In November, an elderly woman was killed after being struck by a vehicle in the Eglinton and Hurontario area. In December, a 15-year-old girl was struck and killed in the Glen Erin and Britannia area. Although such fatalities are, thankfully, not the norm in pedestrian-vehicle collisions, they do happen and authorities are trying to figure out how to make roadways safer. 

While pedestrians and cars collide for a number of reasons (erratic driving, distracted driving, jaywalking, distracted walking), the growth of smartphone use has impacted safety because it adds yet another element of distraction. In fact, Toronto City Council actually asked the province to look into a ban on pedestrian cell phone use.

The pedestrian experience in Mississauga and Brampton can be quite perilous. How often do you see someone walking past you looking down at their phone or some other electronic device? You could literally stop and stand in front of them and they would walk straight into you.

It’s one thing to see that happen when you’re walking past someone on the sidewalk, but what happens when that happens at major intersection with heavy vehicle traffic? What happens at school crossings when children not paying attention and get hurt?

In 2016 alone, an alarming number of pedestrians were struck in Ontario; we just recently had another incident in Mississauga.

While drivers must always be mindful (they’re in a massive metal machine, pedestrians are not), it’s still fair to ask how many of these collisions were caused by people not paying attention to their surroundings. Is there a cost effective way to solve this problem without resorting to fines or new municipal by-laws? Well, there actually is. A recent story coming out of the Netherlands documents an interesting and innovative way to keep wayward pedestrians safe from oncoming traffic.

A city named Bodegraven is testing ‘Plus Lightlines’ that alert distracted smartphone users at road crossings. As the article from the publication The Verge mentioned, this project involves putting embedded strips of illuminated LEDs into the sidewalk, which places the lightline in the line of sight of people staring at their phones.

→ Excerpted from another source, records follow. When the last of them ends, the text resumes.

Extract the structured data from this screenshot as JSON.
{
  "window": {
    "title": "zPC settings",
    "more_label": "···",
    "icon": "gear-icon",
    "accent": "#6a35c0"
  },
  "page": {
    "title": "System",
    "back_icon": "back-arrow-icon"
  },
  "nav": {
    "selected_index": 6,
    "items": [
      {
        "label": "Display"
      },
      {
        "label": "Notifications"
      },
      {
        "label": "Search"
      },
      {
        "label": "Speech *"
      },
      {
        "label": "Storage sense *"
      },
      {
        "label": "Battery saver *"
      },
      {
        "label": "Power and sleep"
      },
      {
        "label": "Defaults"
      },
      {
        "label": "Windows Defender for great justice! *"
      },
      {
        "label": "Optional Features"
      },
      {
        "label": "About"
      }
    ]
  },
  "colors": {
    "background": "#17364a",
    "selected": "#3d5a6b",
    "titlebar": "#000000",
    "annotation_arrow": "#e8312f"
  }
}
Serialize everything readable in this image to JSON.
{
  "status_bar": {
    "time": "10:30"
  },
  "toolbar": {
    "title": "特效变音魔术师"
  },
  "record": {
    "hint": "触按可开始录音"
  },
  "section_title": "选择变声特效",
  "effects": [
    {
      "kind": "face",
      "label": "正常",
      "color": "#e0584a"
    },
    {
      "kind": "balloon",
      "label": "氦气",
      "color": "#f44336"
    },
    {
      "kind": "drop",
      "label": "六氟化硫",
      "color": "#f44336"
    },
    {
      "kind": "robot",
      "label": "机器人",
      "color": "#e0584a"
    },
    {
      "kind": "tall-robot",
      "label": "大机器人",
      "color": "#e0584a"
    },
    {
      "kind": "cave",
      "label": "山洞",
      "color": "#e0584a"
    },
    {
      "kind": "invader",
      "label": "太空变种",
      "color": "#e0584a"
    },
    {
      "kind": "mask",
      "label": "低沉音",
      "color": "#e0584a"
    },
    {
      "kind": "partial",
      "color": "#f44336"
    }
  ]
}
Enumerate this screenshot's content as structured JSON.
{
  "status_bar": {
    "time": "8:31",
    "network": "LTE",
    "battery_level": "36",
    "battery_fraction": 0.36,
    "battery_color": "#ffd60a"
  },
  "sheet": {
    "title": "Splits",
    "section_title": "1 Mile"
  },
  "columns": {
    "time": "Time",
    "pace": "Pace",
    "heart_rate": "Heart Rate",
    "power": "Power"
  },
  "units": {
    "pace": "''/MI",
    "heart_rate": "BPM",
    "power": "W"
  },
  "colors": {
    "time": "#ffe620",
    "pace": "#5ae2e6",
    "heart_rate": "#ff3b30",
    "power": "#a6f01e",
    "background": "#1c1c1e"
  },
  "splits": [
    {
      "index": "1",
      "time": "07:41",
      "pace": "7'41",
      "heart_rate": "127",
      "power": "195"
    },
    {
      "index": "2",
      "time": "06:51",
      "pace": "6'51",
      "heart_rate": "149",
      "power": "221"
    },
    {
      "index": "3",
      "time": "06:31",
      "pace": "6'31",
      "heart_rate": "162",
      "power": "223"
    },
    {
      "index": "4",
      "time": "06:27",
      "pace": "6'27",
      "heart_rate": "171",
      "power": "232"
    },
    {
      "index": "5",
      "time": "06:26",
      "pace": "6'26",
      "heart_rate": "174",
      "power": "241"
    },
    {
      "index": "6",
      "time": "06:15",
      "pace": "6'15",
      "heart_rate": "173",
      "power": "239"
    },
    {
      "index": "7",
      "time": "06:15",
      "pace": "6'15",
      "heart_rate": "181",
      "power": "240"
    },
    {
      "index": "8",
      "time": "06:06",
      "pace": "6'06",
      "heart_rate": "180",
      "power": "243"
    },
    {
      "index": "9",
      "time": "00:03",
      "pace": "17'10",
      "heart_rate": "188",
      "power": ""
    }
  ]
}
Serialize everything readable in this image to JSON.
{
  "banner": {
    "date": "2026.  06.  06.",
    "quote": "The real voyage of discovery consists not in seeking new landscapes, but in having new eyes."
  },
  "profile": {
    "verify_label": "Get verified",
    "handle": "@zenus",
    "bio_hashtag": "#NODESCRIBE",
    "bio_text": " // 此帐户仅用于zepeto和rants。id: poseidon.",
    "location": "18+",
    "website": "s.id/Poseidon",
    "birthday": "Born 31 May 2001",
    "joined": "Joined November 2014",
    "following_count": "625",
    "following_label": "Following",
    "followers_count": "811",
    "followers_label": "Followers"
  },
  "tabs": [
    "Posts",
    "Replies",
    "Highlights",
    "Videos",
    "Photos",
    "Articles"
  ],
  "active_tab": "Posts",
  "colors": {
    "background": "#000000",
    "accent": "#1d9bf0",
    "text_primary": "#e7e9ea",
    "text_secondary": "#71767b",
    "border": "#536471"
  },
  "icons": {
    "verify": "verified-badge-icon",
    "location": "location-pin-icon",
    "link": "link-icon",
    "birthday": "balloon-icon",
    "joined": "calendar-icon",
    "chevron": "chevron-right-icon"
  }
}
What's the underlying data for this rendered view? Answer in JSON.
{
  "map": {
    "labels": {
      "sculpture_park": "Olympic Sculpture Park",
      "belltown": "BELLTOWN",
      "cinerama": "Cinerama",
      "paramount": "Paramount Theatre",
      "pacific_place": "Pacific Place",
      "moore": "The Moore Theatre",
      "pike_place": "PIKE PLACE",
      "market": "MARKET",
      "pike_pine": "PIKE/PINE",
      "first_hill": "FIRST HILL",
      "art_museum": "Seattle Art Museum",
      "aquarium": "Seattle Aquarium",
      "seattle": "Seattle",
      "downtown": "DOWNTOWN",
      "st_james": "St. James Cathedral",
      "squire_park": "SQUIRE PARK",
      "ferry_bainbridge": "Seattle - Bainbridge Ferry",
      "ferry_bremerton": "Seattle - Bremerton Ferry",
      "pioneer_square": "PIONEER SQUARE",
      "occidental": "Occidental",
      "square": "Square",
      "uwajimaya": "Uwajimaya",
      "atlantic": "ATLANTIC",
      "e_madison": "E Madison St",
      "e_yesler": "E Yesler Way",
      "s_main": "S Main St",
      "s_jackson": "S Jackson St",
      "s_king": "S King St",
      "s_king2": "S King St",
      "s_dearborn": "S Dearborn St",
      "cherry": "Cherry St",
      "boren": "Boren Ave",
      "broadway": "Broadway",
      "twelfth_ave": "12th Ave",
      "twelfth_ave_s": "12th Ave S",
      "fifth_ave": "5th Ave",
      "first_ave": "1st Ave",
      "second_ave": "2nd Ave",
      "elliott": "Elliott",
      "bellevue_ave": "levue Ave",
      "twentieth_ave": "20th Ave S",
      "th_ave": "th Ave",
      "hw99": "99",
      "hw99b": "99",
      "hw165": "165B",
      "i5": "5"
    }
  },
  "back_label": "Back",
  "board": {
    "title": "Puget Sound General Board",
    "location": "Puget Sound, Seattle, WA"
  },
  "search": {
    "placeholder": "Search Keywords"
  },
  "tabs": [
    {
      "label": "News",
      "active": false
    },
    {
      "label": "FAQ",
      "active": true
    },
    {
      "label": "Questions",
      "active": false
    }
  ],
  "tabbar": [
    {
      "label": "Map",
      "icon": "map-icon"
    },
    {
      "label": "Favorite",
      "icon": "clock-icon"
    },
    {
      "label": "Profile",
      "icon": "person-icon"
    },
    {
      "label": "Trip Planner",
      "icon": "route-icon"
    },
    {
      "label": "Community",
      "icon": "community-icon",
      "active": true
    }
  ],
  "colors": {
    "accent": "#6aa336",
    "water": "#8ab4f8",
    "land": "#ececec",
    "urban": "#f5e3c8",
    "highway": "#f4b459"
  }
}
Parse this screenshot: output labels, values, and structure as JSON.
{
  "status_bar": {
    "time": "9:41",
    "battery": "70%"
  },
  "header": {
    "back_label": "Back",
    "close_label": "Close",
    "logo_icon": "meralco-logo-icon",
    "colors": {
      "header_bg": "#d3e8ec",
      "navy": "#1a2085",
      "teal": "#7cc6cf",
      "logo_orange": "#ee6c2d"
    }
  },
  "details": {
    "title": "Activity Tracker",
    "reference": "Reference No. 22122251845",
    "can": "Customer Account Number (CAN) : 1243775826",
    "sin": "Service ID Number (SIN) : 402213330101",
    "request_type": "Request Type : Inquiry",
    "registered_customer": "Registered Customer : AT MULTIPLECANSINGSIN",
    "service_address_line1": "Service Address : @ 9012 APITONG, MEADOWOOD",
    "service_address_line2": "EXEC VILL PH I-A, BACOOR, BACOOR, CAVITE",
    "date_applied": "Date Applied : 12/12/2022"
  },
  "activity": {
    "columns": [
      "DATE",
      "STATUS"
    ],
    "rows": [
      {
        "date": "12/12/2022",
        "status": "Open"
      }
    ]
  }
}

The LEDs turn red or green in sync with the traffic lights and are visible day or night.

Bodegraven has installed these Plus Lightlines at several intersections at school crossings, as children are one of the more susceptible groups of people to be walking distracted while checking their phones. The colour scheme is also the same as the standard traffic lights (red for stop and green for go) so this would literally be putting an extra set of traffic lights except they would be on the ground.

With the proliferation of smartphones, social media apps and the like, getting people to change their patterns of behaviour could prove difficult. But perhaps if you can’t reverse behaviour, the least you can do is mitigate it through smart technologies like Plus Lightlines from the Netherlands. Municipal policymakers are always citing European examples in urban and city planning to draw inspiration from, maybe it’s time we actually adopted something from them.